Le barrage d'Ilisu menace la cité millénaire d'Hasankeyf.
Le barrage d'Ilisu menace la cité millénaire d'Hasankeyf.
La Suisse, l'Allemagne et l'Autriche ont annoncé mardi leur décision de se retirer du projet de construction du barrage d'Ilisu, en Turquie. Les agences de garantie des risques à l'exportation de ces trois pays estiment que leurs exigences en matière de protection du site n'ont pas été respectées.

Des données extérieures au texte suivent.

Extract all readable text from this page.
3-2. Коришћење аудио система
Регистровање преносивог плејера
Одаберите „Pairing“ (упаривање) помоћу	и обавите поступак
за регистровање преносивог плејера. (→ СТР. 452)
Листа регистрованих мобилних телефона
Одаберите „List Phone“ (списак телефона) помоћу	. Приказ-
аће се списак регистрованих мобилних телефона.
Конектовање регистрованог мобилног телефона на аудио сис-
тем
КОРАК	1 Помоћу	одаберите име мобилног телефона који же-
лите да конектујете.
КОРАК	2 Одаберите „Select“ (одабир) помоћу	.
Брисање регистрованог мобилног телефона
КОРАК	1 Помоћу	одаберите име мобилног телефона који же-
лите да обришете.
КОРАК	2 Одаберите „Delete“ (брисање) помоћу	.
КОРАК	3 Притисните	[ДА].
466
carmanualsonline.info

Le délai accordé à la Turquie pour se conformer aux quelque 150
exigences expirait le 6 juillet à minuit. Malgré des améliorations
par rapport au projet initial, les conditions en matière
d'environnement, de biens culturels et de déplacement de
populations ne sont toujours pas remplies, a indiqué l'Assurance
suisse contre les risques à l'exportation (ASRE) mardi dans un
communiqué .

Lacunes majeures

Dans les trois domaines, il restait des lacunes majeures, malgré
les améliorations», a déclaré Sonja Kohler, porte-parole de l'ASRE
mardi à l'ATS. Par exemple pour les expropriations: «Selon le droit
turc, le dédommagement est fixé selon la valeur actuelle de la
propriété. Mais les standards internationaux veulent que les moyens
d'existence restent assurés.



La Turquie a affirmé qu'elle dédommagerait les populations
déplacées selon cette règle, mais aucune base légale ne le
garantit.» Quant aux entreprises suisses déjà engagées dans le
projet, elles sont tenues contractuellement de résilier les
contrats de fourniture, souligne Sonja Kohler. «Ces contrats
étaient liés à l'assurance qui se termine aujourd'hui. Bien sûr,
elles pourraient signer un nouveau contrat, mais sans
assurance.»

225 millions de francs

Pour la Déclaration de Berne, il
s'agit d'une «victoire de la raison et de la société civile». Dans
un communiqué conjoint avec la Société
pour les peuples menacés, l'organisation non-gouvernementale
félicite le Conseil fédéral et l'ASRE pour cette décision. Cette
décision donne l'espoir «que la responsabilité sociale et
écologique pèseront désormais plus lourd dans les décisions de
l'agence», ajoute la Déclaration de Berne.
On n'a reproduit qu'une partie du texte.